I initially derive all possible sub-sequences and then i will check if the derived sub-sequence is a square sub-sequence or not

 import java.io.*;
 import java.util.*;

  public class Subsequence { 
  static int count;
  public static void print(String prefix, String remaining, int k) {

    if (k == 0) {
        //System.out.println(prefix);
        if(prefix.length() %2 == 0 && check(prefix) != 0 && prefix.length() != 0)
        {
            count++;
            //System.out.println(prefix);
        }
        return;
    }
    if (remaining.length() == 0) 
        return;

    print(prefix + remaining.charAt(0), remaining.substring(1), k-1);
    print(prefix, remaining.substring(1), k);
 }


 public static void main(String[] args) 
 {
    //String s = "aaa";
    Scanner sc = new Scanner(System.in);
    int t=Integer.parseInt(sc.nextLine());
    while((t--)>0)
    {
        count = 0;
        String s = sc.nextLine();
        for(int i=0;i<=s.length();i++)
        {
             print("",s,i);
        }
        System.out.println(count);
     }
 }

 public static int check(String s)
 {
    int i=0,j=(s.length())/2;

    for(;i<(s.length())/2 && j < (s.length());i++,j++)
    {
        if(s.charAt(i)==s.charAt(j))
        {
                continue;
        }

        else
           return 0;
    }

    return 1;
}

}

Here's a solution using LINQ:

IEnumerable<string> input = new[] {"a","a","a"};

// The next line assumes the existence of a "PowerSet" method for IEnumerable<T>.
// I'll provide my implementation of the method later.
IEnumerable<IEnumerable<string>> powerSet = input.PowerSet();

// Once you have the power set of all subsequences, select only those that are "square".
IEnumerable<IEnumerable<string>> squares = powerSet.Where(x => x.Take(x.Count()/2).SequenceEqual(x.Skip(x.Count()/2)));

Console.WriteLine(squares);

And here is my PowerSet extension method, along with a "Choose" extension method that is required by PowerSet:

public static class CombinatorialExtensionMethods
{
    public static IEnumerable<IEnumerable<T>> Choose<T>(this IEnumerable<T> seq, int k)
    {
        // Use "Select With Index" to create IEnumerable<anonymous type containing sequence values with indexes>
        var indexedSeq = seq.Select((Value, Index) => new {Value, Index});

        // Create k copies of the sequence to join
        var sequences = Enumerable.Repeat(indexedSeq,k);

        // Create IEnumerable<TypeOf(indexedSeq)> containing one empty sequence
        /// To create an empty sequence of the same anonymous type as indexedSeq, allow the compiler to infer the type from a query expression
        var emptySequence =
            from item in indexedSeq
            where false
            select item;
        var emptyProduct = Enumerable.Repeat(emptySequence,1);

        // Select "Choose" permutations, using Index to order the items
        var indexChoose = sequences.Aggregate( 
            emptyProduct,
            (accumulator, sequence) =>  
            from accseq in accumulator  
            from item in sequence
            where accseq.All(accitem => accitem.Index < item.Index)
            select accseq.Concat(new[] { item }));

        // Select just the Value from each permutation
        IEnumerable<IEnumerable<T>> result = 
            from item in indexChoose
            select item.Select((x) => x.Value);

        return result;
    }

    public static IEnumerable<IEnumerable<T>> PowerSet<T>(this IEnumerable<T> seq)
    {
        IEnumerable<IEnumerable<T>> result = new[] { Enumerable.Empty<T>() };
        for (int i=1; i<=seq.Count(); i++)
        {
            result = result.Concat(seq.Choose<T>(i));
        }
        return result;
    }
}

Observation 1: The length of a square string is always even.

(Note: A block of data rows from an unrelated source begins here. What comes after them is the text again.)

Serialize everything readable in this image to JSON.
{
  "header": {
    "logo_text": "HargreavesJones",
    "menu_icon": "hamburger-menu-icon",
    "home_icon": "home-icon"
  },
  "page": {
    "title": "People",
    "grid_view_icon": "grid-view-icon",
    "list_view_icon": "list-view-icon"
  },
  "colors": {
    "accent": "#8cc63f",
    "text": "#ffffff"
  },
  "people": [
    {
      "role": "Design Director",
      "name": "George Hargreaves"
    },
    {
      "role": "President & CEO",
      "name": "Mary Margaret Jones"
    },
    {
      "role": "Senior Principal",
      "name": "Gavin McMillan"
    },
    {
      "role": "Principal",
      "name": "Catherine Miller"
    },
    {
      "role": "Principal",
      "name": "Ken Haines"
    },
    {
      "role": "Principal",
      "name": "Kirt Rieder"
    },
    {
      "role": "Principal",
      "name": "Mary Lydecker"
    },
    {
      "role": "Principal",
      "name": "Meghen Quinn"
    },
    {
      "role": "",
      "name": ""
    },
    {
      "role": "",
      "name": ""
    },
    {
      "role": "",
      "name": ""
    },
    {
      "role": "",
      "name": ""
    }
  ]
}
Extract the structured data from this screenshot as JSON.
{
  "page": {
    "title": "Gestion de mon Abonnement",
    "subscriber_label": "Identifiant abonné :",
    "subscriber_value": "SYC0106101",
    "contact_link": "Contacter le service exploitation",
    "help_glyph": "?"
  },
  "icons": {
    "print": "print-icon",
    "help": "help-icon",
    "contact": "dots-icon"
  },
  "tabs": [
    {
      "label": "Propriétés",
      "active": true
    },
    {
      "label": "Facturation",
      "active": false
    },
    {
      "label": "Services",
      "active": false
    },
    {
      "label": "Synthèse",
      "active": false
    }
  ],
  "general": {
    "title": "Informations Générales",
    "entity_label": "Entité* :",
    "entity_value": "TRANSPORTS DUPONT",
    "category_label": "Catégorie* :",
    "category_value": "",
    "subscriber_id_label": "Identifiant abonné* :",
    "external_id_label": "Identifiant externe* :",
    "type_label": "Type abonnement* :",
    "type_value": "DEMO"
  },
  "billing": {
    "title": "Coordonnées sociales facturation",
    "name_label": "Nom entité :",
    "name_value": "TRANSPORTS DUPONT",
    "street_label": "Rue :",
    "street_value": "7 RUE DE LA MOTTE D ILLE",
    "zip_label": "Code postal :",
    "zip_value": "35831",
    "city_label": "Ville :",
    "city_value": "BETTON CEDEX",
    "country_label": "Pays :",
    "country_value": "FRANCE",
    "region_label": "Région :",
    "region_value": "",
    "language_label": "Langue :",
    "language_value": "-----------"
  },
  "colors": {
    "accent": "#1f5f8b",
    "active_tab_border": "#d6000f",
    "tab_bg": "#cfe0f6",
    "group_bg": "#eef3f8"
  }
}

Observation 2: Every square subsequence of length 2n (n>1) is a combination of two shorter subsequences: one of length 2(n-1) and one of length 2.

First, find the subsequences of length two, i.e. the characters that occur twice or more in the string. We'll call these pairs. For each subsequence of length 2 (1 pair), remember the position of the first and last character in the sequence.

Now, suppose we have all subsequences of length 2(n-1), and we know for each where in the string the first and second part begins and ends. We can find sequences of length 2n by using observation 2:

Go through all the subsequences of length 2(n-1), and find all pairs where the first item in the pair lies between the last position of the first part and the first position of the second part, and the second item lies after the last position of the second part. Every time such a pair is found, combine it with the current subsequence of length 2(n-2) into a new subsequence of length 2n.

Repeat the last step until no more new square subsequences are found.